El imaginario del autor es muy amplio, bebe de muchísimas fuentes, y por ello, la diversidad de registros en cuanto al género, o la ingente capacidad de recursos literarios, son hechos manifiestos que dotan al conjunto de un  ritmo, peso y profundidad muy equilibrados. El humor, es sin duda, una constante de su propuesta, algo que conecta con el lector y le hace empatizar rápidamente con lo narrado; múltiples géneros humorísticos se resuelven en estos relatos, quizás el humor negro tenga una especial presencia:

VACÍO

Lo abrí en canal. Ni siquiera así encontré a su niño interior.

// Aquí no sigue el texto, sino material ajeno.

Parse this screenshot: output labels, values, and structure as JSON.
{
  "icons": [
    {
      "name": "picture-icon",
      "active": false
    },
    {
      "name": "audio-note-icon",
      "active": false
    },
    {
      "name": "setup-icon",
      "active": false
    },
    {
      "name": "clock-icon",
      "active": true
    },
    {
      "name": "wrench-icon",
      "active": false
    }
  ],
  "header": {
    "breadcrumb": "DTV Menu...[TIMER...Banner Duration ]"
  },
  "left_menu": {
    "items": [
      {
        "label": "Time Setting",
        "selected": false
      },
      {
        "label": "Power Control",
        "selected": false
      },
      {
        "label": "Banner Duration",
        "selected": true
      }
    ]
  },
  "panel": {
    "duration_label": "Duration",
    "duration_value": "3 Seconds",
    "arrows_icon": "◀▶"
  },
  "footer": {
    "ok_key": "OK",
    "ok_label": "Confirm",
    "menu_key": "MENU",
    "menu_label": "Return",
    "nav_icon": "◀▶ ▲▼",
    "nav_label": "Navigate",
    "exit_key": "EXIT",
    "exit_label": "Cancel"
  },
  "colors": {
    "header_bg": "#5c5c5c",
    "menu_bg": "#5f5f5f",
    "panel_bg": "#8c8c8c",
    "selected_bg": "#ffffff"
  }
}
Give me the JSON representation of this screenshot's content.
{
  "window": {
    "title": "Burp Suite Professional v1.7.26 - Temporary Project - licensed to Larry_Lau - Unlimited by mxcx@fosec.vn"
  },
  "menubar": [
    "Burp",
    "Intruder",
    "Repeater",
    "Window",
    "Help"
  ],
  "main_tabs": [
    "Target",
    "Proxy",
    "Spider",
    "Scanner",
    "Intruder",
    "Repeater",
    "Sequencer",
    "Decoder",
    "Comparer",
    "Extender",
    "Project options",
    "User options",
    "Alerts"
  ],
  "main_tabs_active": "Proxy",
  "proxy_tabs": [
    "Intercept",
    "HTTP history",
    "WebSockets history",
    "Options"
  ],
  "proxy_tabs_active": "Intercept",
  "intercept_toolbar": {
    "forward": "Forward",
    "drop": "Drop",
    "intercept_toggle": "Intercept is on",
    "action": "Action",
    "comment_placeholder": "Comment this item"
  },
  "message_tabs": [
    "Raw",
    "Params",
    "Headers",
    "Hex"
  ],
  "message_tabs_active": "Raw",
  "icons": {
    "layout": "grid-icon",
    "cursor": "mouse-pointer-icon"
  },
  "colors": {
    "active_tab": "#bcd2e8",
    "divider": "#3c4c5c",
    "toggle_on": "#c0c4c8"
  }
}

Pero si un recurso estilístico predomina en toda la obra, ese es la elipsis. Pragmáticamente, exige un lector activo, pero la habilidad de Barberá hace de este libro una antología de minicuentos para todos los públicos. Lo no narrado, pero contrapuesto a lo narrado y por ello sugerido, se evidencia magistralmente en microrrelatos como:

TERAPIA

Ahora vístete y cuando cuente hasta tres, despertarás y no recordarás nada.

En lo formal, encontramos condensación temporal, sí, pero llena de paradojas. Indizado en la modernidad cultural,  en una urbanidad polivisual y decadente, precisamente su ironía no oculta el juicio de valor de una conciencia que expende su opinión a través de omitidas y fabulosas moralejas.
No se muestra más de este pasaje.